The message was about the Altar. Man, what a broad topic! There are literally hundreds of angles you could come at this from, but the angle I wanted was simple: We as Christians have the amazing chance to put ourselves on the altar, which is a place that exists out of time and space in our hearts, and allow God to transform us, heal us, and get rid of crap that has attached itself to us. The altar is a message of transformation, of forgiveness, of grace. Basically, the altar encompasses the whole of the Christian faith, but specifically the connection with God that forges genuine inner renewal.
But as complex as what I just wrote might sound (due to bad writing!), the altar is more about desire than anything. I want to see our entire church, adults and youth, with a desire for God. And I want to see that desire come out in services. I want our physical altars to be flooded with people seeking a God moment. I want the front of our church to be flooded with believers seeking a deeper walk with Christ. I want to see sinners at the altar crying out to God to save and chance them. I guess what I want to see, really, is raw, pure, motivated interaction with God. The altar is the place where bad theology goes away. It's the place where intentions are washed. It's a place that you can't teach.
Which is why we struggle. You can't teach the altar directly. You can show through example. But when you talk about it, when you've bathed in God's presence on the altar... talking about it seems like a fairy tale - and we're not good at writing those anymore.
God, show yourself to our students on the altar! Draw them to the ultimate altar - the cross!
2 comments:
I guess I would disagree with your assertion that the altar is central to the Christian faith. In fact, the altar was central to the Jewish faith represented in the first/second temple periods (OT/NT). However, the beauty of the cross was that rather than being centralized around the Jerusalem Temple Altar, Christianity was now centered around the person of the Crucified God.

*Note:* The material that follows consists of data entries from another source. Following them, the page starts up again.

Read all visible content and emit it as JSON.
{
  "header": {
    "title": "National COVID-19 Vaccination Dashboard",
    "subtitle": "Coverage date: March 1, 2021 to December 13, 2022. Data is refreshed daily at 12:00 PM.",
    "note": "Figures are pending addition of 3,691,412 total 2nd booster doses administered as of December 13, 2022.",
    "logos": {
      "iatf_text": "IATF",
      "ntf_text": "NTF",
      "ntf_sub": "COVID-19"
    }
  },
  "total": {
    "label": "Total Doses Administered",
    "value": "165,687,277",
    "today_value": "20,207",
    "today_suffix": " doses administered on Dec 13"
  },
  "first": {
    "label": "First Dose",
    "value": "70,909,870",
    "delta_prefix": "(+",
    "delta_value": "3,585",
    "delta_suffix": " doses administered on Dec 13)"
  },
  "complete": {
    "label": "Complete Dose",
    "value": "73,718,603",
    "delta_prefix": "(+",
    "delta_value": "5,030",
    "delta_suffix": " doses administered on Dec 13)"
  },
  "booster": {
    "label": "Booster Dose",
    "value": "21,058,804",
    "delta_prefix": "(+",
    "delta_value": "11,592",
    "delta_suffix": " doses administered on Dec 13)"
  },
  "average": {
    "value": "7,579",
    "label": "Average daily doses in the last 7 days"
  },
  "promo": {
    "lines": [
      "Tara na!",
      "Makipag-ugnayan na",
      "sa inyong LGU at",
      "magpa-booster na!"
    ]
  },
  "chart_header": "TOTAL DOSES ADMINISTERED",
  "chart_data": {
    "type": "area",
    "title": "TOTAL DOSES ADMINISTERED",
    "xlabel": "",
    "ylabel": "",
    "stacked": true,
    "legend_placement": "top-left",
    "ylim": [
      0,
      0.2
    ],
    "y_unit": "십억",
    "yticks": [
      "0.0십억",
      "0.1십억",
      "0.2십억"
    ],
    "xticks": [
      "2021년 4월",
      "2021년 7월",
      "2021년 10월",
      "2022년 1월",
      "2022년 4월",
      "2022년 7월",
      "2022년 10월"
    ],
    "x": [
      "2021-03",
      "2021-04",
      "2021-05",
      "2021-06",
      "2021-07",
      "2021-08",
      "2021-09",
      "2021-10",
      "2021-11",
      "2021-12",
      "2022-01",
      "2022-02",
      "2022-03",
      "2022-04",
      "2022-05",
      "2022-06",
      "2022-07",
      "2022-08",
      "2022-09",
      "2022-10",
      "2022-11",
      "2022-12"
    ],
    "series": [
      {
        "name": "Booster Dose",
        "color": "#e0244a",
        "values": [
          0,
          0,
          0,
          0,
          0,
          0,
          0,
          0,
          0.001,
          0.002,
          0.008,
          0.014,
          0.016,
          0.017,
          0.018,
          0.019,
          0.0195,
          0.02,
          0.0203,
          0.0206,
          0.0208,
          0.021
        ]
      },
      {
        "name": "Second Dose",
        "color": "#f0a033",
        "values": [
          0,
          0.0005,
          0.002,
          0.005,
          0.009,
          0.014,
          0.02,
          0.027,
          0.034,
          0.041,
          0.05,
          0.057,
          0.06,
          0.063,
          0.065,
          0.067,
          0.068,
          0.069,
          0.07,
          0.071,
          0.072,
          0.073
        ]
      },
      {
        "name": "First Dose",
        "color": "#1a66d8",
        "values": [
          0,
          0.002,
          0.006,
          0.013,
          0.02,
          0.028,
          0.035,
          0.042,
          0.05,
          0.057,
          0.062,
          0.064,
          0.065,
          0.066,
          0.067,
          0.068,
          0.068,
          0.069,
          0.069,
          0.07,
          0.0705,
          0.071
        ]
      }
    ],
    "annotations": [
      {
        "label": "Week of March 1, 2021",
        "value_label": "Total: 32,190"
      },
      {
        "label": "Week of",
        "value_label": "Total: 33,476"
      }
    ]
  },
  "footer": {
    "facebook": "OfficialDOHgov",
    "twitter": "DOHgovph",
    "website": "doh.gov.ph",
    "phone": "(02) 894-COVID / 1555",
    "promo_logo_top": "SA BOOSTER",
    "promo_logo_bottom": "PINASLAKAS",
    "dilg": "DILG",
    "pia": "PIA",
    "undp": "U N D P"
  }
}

It is true that we must be hungry for interaction with God, but altars and altar calls are far more individualistic in 21st cent. NA than in the scriptures of the NT. Instead of the place where bad theology is washed away, imo it is the place where bad theology happens.
How can we experience God in a communal sense? How can we experience life change in a communal sense? What does it look like for the NT people of God to experience God, and do our services at present reflect that?
Our services don't reflect the altar, honestly. If you read that the altar is the place at the front of the church, then I did a bad job saying what I was meaning - and I'll admit, this blog was hasty.
Rather, look to my ending phrase, that we have to draw people to the ultimate altar, which is the cross. That is central. Looking then to ourselves as the new temples (individual believers) and the temple being a direct conversion from the Jewish faith, as in the place God communes with his creation and dwells, and the typeology is even clearer.
Then you get to Romans 12:1 calling for us to offer ourselves as living sacrfices, and you can clearly see that "yes, the altar is relevent in the New Testament."
I always tell students that they can make an altar wherever they are and God will alter them on it. The altar is symbolic, and really it's just a way of saying "come on guys, commune with God. Focus on him intensely. Let him in!" It's nice though, because it's something that they can picture, it's something that you can use to convey a spiritual principle.
And if the altar is too individualistic, then we need to do a better job getting people on their altar.